Our use case
We want to configure CHWs as org units in the organization hierarchy, but since CHWs are dynamic (i.e., they are not permanent entities), what is the best approach to adopt?
NB: We are talking situations where CHWs come and go, and we can even move them from one facility to another if needed.
If possible, please, you can provide a step-by-step explanation on how to achieve this.
Hi @fernandoshake, I worked on a project that did exactly this. They created generic, numbered organisation units for the CHWs because they would change. So for example if they had a facility “Central Hospital”, they created organisation units below called “Central Hospital CHW01”, “Central Hospital CHW02”, etc. Under each facility they created as many CHW organisation units as they were likely to have CHWs at one time. (If they found they didn’t have enough, they could add more later.)
For each CHW person, they created a DHIS2 user account, and assigned the user to the organisation unit where they worked. So for example CHW user “John Doe” could be assigned to organisation unit “Central Hospital CHW02”. Maybe John Doe also worked at “Western Clinic” and was known there as “Western Clinic CHW05”. The user could be assigned to both organisation units “Central Hospital CHW02” and “Western Clinic CHW05”. When they were working for Central Hospital, they would record data under the organisation unit “Central Hospital CHW02”, and when they were working for Western Clinic, they would record data under the organisation unit “Western Clinic CHW05”.
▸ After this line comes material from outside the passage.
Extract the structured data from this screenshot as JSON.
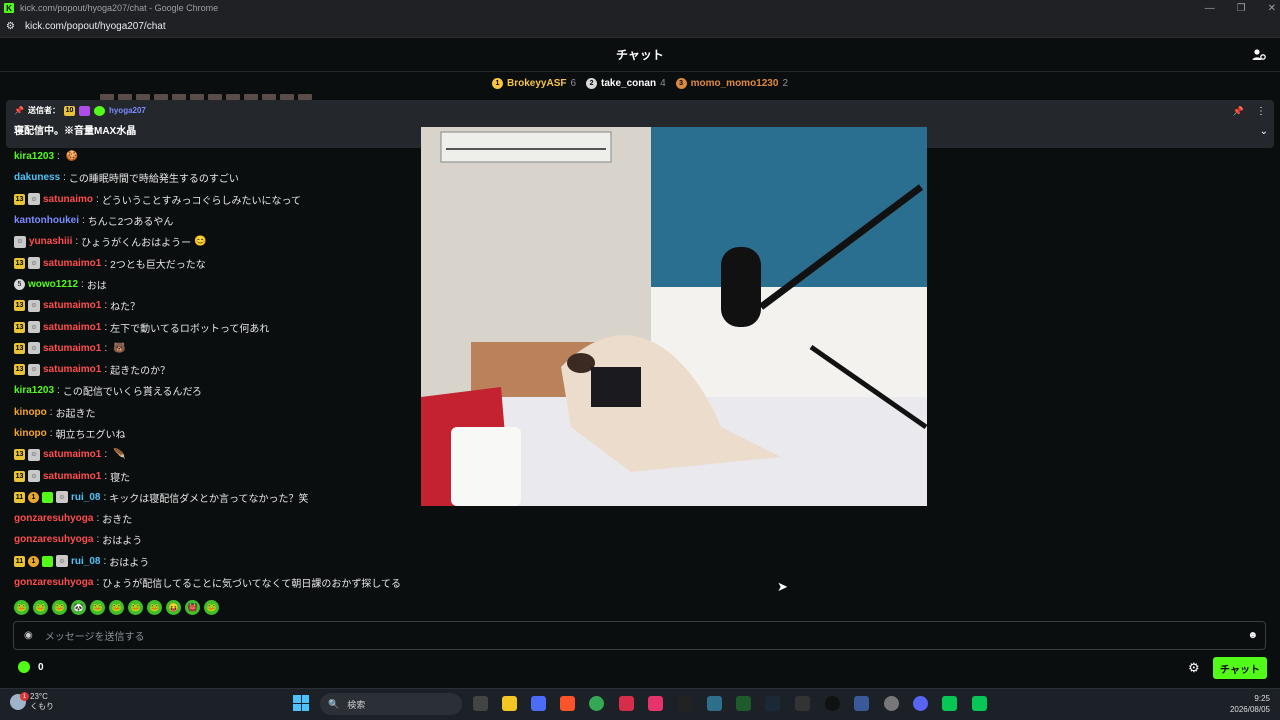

When John Doe leaves they could disable their account, and assign a new person to “Central Hospital CHW02” and/or “Western Clinic CHW05”.
Let me know if you have further questions. I’m tagging @Scott in case he has any newer or better suggestions.
Following this approach, sine we will not be using CHWs’ real names when configuring them as org units, what will happen if we want to do data analysis per CHW? Sorry if my question is not clear.
@fernandoshake I believe your question is clear, and I’m not sure there is a good answer. A lot depends on exactly what kind of data analysis you need to do per CHW, and how important that need is. Here are some ideas:
- Using the approach above:
- If your primary concern is data quality for the facilities, and if you find data you want to investigate with a CHW, you could do data analysis per CHW org unit (…CHW01, …CHW02, etc.) If you find data you want to investigate, you would need to know which person was assigned to which orgUnit, and you could follow up with that person. You might also create a SQL View that queries the datavalue table and looks at the storedby column. This will tell you which user entered the data.
- If you want to do some rough overall analysis, like how many values did each each CHW enter during a time period, you could write a SQL view for that which also looks at the storedby column in the datavalue table.
You could create a different organisation unit for each CHW under each facility. Depending on the size of your implementation, the number of CHWs involved, and the expected lifetime of your implementation, you may or may not want to do this because of the number of organisation units involved. If you want to track the data from CHWs as they move between organisation units, you could even create an organisation unit group for each CHW, and assign to each group the CHW-specific organisation units where they have worked. This of course would result in many more organisation units over time. If you use the CHW organisation unit groups, they would have to be maintained centrally.
Use attribute option combinations instead of multiple organisation units. In the maintenance app create a category with data dimension type Attribute named, say, “CHW”, and create a category combination also of data dimension type Attribute (maybe also named “CHW”) containing only that category. For each data set for which you need CHW data entry, assign it the category combination of CHW. For each CHW user, create a category option with their name and add it to the CHW category. The category option can be assigned to only those facilities where the CHW is currently working, so data for that category option may be entered only for those facilities. You can limit the sharing of the category option so it is shared only with the CHW for whom it is created and not other CHWs, so other CHWs cannot enter data for it. (It would also need to be shared with anyone who needs to see data for all the CHWs.) This would allow you to do very flexible analysis per CHW. One major drawback is that, unlike the first two approaches, maintenance of this implementation cannot be distributed. With the first two approaches, a facility or district user could be authorized to create new user accounts and new organisation units within their facility or district. With this approach, the configuration of CHW category options would have to be done centrally, and would involve a lot of steps including the sharing. If you had the programming resources, you could write a custom app to administer this metadata.
Just weighing in that we did exactly what Jim described in #3 and it has been great for analyzing performance of individual CHWs but was VERY COMPLEX to set up and get the hang of all the sharing.